As you might have heard, storage servers belonging to a well-known cloud computing services provider were down for a time on 28 February. Given its popularity, it wasn’t surprising that this affected a large number of websites.
Of course, these things happen from time to time. We’ve got so used to the Internet being so reliable that big outages inevitably hit the headlines, but they remain something we have to be prepared for.
And that’s the point. The infrastructure on which your website depends is always at risk.
So the question becomes ‘what can you do to mitigate that risk?’
1) Be the first to know when something goes wrong
This is why you have synthetic monitoring. This is why you’ve set up alerts. You don’t want to be taken by surprise when customers start complaining. Time is money, and you need to be able to move to put any contingency plans into operation at the earliest possible opportunity.
2) Understand the impact
Almost all websites depend on content from multiple servers and from multiple providers. Retail and news sites in particular tend to use a lot of third parties for advertising, retargeting, analytics, social media integrations, live chat and dynamic content. And it won’t always be immediately obvious where all that content is coming from.
At best, an outage such as this will mean that some of those third parties aren’t able to deliver their usual service.
We looked at the effect on a number of the UK’s top retail sites (using our synthetic monitoring service). In the example shown below, requests for the Twitter widget script were timing out (data start times are represented by the blue areas in this graph, with object size represented by the grey area).
Fortunately, third-party single points of failure (SPOFs) are now rare. The above script, for example, was loaded asynchronously. Visitors would have seen the loading spinner for a long time and would have missed out on content from Twitter, but the rest of the content on the page was delivered without a problem.
Of course, SPOFs aren’t limited to third-party content. First-party content is often hosted in a number of different places – for example, when a subsidiary company has its own infrastructure, but delivers certain content from the parent organisation.
One retail website lost a number of key images during last night’s outage – the following graph shows how one of them was unavailable for around three hours:
Another had to make do without its custom fonts:
This would have been a problem in those browsers that wait for a custom font to load before displaying the text it applies to. The potential for fonts to become, practically speaking, a SPOF is also compelling reason for browsers to adopt the font-display CSS property. This, broadly, allows the site owner to decide whether the browser should wait for a font to load or show ‘flash of unstyled text’.
3) Be ready to react
Knowing there’s a problem is one thing. Being able to do something about it is quite another. For example, simply removing the reliance on custom fonts in the above example might have been a good temporary fix, protecting the user experience.

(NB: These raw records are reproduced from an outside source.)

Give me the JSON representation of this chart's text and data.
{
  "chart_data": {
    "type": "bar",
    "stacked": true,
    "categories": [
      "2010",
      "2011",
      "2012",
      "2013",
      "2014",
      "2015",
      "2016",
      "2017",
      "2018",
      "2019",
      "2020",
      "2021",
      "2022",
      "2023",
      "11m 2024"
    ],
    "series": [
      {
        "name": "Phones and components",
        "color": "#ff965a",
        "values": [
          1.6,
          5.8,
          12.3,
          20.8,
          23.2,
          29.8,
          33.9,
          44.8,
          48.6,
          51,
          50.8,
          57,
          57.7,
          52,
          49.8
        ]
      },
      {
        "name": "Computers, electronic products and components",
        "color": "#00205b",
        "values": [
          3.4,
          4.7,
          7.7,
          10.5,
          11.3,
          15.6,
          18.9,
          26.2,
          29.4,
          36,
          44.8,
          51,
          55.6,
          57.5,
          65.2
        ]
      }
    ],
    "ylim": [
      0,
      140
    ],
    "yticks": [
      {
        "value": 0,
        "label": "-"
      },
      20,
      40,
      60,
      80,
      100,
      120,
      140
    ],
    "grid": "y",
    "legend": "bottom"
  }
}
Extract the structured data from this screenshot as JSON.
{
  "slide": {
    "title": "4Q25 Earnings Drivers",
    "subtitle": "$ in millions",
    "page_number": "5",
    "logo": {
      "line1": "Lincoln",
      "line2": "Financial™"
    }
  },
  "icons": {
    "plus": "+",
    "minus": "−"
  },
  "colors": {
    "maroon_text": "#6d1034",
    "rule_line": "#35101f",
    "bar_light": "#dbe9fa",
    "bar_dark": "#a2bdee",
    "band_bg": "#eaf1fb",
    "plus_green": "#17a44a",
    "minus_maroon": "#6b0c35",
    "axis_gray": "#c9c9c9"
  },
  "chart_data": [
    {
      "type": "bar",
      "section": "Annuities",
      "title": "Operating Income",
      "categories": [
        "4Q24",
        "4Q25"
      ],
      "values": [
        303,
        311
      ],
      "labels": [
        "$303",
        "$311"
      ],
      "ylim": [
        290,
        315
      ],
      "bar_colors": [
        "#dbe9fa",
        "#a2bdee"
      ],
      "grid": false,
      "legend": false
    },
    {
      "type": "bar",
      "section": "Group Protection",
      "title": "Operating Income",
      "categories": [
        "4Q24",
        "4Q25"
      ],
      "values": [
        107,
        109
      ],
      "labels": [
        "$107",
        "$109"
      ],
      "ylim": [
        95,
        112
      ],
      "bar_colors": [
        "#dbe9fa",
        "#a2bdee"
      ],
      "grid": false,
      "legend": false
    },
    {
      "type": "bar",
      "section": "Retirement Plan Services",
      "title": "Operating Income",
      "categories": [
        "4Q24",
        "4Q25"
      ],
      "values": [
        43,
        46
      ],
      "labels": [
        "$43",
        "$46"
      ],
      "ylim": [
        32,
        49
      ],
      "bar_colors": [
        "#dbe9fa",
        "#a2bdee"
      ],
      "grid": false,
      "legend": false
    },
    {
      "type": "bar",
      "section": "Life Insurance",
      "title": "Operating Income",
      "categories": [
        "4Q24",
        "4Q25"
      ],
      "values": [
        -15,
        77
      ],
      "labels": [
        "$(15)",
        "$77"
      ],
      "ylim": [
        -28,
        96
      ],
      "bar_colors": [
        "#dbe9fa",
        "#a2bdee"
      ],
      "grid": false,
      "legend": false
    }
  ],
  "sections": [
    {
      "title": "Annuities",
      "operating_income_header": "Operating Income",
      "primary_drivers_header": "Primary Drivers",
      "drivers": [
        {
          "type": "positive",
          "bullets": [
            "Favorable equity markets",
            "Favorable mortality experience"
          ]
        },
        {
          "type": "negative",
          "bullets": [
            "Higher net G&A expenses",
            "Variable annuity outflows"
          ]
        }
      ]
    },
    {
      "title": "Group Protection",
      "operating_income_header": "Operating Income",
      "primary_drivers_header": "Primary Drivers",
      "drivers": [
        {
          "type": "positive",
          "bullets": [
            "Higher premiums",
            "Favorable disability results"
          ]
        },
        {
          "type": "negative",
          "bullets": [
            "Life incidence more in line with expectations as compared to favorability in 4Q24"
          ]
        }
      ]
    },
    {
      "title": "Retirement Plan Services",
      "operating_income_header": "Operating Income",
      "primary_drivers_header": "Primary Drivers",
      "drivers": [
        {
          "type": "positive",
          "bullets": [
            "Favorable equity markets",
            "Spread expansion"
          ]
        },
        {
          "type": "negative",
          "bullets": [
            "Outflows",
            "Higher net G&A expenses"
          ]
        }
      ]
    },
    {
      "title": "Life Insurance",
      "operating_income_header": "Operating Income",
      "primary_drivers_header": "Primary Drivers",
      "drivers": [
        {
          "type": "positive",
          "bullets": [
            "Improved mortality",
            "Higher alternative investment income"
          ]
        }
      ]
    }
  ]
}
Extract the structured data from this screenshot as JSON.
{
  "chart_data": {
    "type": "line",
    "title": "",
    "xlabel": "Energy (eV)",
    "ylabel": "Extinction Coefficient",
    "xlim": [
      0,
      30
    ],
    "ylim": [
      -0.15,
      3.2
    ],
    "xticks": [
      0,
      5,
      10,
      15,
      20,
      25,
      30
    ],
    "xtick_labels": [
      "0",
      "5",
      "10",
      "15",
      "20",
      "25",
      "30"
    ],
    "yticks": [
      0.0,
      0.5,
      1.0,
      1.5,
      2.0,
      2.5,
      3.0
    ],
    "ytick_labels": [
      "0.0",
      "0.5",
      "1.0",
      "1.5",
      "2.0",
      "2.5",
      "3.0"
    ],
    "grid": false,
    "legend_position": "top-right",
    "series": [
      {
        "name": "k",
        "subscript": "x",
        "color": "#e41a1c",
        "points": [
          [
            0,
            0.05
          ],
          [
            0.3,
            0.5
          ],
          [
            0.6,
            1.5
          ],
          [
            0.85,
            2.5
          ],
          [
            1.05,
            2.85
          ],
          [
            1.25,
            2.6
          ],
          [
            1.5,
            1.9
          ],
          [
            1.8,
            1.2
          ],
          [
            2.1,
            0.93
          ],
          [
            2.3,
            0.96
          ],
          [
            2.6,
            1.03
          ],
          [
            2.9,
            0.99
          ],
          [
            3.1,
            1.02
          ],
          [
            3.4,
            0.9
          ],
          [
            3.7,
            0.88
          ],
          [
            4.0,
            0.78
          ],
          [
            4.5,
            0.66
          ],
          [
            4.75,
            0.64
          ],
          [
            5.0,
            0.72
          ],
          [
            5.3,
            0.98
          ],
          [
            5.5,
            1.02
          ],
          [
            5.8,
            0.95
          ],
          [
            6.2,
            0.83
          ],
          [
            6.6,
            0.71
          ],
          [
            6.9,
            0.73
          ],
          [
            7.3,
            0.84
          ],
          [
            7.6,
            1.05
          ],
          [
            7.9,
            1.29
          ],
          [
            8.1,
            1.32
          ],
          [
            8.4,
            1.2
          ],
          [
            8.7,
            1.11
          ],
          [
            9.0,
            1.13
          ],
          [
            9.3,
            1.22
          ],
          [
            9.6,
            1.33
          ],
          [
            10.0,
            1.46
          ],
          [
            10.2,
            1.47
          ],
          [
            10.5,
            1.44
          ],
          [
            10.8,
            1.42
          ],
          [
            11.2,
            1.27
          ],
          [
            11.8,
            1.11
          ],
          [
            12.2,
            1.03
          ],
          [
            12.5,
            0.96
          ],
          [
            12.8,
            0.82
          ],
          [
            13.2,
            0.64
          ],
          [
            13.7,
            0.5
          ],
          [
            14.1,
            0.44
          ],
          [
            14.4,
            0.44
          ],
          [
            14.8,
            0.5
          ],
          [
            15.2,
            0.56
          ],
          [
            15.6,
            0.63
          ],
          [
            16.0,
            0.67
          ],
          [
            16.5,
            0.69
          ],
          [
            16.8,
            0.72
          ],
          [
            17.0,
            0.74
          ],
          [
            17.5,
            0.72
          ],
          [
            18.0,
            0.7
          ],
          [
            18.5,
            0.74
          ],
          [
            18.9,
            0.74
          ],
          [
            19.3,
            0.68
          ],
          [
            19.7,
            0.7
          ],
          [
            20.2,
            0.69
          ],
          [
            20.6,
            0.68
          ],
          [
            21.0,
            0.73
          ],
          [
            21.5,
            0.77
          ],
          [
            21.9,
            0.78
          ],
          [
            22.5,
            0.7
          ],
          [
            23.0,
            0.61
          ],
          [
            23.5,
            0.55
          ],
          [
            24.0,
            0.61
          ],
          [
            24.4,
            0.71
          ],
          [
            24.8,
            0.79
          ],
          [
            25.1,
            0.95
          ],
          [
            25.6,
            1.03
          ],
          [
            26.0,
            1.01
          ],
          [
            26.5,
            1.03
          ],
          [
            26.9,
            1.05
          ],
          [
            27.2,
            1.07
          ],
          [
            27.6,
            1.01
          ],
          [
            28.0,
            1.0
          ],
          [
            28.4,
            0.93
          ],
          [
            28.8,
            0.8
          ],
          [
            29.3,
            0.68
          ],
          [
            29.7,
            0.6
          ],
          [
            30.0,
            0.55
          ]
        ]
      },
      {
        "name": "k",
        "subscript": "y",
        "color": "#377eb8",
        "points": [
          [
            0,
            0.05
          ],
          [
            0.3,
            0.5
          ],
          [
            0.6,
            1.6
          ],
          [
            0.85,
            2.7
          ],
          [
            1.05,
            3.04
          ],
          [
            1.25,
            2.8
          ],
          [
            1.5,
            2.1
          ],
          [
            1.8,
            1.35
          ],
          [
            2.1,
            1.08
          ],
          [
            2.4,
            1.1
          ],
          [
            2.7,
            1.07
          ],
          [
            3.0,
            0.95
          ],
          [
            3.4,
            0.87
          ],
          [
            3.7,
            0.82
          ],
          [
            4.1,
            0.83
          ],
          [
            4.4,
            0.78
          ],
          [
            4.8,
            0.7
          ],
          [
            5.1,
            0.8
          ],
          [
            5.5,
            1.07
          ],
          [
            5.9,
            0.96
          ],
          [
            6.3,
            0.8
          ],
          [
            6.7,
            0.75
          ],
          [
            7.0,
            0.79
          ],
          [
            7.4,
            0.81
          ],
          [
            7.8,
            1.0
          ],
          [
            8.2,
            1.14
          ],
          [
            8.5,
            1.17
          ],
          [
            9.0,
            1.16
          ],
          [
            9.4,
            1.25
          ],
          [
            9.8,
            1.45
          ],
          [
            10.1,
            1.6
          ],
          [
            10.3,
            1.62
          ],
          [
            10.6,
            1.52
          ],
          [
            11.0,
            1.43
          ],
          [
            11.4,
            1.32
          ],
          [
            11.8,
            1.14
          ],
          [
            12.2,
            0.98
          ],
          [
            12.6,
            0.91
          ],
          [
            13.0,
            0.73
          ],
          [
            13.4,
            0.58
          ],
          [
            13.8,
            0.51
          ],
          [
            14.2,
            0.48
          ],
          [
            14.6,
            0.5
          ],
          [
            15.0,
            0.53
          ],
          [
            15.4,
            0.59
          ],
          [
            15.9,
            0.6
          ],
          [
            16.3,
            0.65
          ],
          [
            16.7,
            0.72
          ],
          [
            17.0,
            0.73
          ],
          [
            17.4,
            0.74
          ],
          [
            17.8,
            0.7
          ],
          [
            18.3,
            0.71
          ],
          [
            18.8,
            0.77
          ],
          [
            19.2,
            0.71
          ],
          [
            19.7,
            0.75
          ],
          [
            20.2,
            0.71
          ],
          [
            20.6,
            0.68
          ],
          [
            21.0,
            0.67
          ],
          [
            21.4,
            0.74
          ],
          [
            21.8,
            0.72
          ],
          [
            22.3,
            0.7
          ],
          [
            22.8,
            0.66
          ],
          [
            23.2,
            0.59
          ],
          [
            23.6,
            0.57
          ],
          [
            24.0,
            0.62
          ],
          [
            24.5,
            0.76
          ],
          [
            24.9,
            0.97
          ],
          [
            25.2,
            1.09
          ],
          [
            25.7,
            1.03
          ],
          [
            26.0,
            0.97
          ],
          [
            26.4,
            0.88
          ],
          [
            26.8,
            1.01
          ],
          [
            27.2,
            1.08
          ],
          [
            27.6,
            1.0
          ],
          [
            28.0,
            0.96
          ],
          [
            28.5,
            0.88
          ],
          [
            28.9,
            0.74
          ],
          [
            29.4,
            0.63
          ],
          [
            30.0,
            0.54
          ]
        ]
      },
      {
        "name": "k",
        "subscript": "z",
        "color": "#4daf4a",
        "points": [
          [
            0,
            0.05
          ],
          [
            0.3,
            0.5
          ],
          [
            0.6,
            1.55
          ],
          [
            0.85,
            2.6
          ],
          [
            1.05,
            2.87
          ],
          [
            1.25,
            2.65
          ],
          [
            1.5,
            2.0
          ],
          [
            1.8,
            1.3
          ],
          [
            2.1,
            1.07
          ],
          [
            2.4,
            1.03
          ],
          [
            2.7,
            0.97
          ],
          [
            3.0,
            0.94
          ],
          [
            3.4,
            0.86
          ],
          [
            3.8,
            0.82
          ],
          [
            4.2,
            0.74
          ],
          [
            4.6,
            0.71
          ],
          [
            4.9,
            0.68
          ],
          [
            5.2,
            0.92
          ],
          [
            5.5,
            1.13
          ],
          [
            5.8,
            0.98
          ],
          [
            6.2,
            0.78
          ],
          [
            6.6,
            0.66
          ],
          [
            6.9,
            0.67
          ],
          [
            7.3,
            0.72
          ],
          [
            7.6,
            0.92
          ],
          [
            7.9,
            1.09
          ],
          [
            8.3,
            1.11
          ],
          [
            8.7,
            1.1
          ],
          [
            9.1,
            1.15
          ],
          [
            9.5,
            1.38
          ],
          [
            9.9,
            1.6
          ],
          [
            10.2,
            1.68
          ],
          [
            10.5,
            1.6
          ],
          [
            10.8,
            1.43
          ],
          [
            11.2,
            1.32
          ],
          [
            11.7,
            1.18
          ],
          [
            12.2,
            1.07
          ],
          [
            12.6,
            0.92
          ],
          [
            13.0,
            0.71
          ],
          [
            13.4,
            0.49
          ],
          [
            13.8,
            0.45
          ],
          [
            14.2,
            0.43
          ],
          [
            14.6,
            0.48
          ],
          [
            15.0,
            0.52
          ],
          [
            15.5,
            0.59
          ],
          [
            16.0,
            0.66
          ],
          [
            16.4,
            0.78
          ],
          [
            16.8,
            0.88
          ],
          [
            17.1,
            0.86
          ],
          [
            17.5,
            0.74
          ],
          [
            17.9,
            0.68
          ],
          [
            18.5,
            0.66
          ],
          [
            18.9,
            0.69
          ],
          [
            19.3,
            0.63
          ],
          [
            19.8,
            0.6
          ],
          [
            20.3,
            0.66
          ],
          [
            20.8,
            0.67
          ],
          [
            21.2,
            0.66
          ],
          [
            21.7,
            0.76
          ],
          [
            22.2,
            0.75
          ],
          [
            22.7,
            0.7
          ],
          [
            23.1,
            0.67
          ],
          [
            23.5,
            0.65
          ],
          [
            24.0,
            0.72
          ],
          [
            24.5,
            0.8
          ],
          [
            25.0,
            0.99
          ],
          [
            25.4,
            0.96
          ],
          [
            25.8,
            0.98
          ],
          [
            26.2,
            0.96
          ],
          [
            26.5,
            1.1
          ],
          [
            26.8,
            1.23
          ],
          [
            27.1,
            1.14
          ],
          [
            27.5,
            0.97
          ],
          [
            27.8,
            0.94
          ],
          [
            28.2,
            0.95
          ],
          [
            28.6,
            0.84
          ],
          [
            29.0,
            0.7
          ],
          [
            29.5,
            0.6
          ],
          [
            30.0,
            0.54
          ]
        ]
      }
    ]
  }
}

We did see an example of one third-party provider apparently pointing an asset’s URL to a new location. This is evidenced in the graph below by the relative brevity of the outage (represented by the long data start times in blue), after which there is a small change in the size of the object (shown in grey).
While many UK retail sites coped well with the outage, thanks to asynchronously loaded third-party scripts, it looks as though a few were still caught out. It’s therefore important for site owners to understand where their single points of failure lie and to have contingency plans in place in the event of an outage.